Authors: J.L. Merrow
“Interesting.”
“Which bit?”
“The bit where he just assumed there was something funny going on as soon as he saw you together.”
“Ah. Well, I sort of had my arm in hers at the time, so I s’pose it did look a bit suspect.”
There was a stifled sound on the other end of the line. “Christ, Tom, do you ever stop?”
“I never even started! I was just looking after her, that’s all. She was in a right state.”
“Fine. I’ll believe you; thousands wouldn’t. Right—I’ve got stuff to do. Thanks for calling; I appreciate it.” He hung up before I even had a chance to suggest we meet up for a pint or something.
Feeling a bit let down, I put the van in gear and headed over to Harpenden.

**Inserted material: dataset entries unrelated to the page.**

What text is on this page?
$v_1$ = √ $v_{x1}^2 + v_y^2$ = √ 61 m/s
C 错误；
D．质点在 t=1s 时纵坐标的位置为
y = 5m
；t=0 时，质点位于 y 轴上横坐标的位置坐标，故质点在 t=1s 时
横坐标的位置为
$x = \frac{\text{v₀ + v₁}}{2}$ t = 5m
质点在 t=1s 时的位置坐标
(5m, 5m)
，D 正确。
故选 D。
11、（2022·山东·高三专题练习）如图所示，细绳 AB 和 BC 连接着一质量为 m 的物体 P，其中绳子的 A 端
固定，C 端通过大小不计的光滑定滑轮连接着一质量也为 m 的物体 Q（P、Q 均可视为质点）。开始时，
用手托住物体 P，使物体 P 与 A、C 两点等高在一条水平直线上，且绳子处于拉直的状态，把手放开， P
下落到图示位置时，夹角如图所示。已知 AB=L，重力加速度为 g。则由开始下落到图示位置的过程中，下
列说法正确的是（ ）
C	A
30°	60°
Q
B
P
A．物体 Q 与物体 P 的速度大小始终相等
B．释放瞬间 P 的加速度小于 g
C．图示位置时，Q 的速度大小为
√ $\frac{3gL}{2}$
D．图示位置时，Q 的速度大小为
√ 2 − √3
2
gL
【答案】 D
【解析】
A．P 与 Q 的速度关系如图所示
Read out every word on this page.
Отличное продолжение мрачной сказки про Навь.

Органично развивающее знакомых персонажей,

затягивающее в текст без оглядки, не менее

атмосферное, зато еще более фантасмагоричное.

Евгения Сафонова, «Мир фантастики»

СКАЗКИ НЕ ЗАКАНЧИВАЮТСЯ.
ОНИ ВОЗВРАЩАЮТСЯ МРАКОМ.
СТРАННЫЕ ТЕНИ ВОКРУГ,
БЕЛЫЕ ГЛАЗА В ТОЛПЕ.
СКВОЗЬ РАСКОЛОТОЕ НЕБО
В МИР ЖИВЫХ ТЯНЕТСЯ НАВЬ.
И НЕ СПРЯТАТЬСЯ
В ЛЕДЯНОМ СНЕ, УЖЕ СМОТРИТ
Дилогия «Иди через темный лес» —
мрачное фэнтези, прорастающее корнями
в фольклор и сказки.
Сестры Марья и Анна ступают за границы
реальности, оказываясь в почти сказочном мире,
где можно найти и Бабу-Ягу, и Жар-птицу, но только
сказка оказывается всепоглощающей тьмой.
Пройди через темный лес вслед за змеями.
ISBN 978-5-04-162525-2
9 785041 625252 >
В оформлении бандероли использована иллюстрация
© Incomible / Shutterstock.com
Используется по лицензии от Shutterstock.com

Where I found a pissed-off Post-it on the front door, with
Waited over an hour for you. Don’t bother to call again,
scrawled on it in angry biro
.
Swearing under my breath, I dug in my pocket until I found a stubby pencil. I wrote
Sorry
at the bottom of the note, then I turned back around and headed home.
Chapter Eleven
It had been bugging me, not being able to check out those vibes at the vicarage. The one time I’d known there was something to find—and I hadn’t been able to get to it. I needed to get back there and see what it was. The trouble was, how?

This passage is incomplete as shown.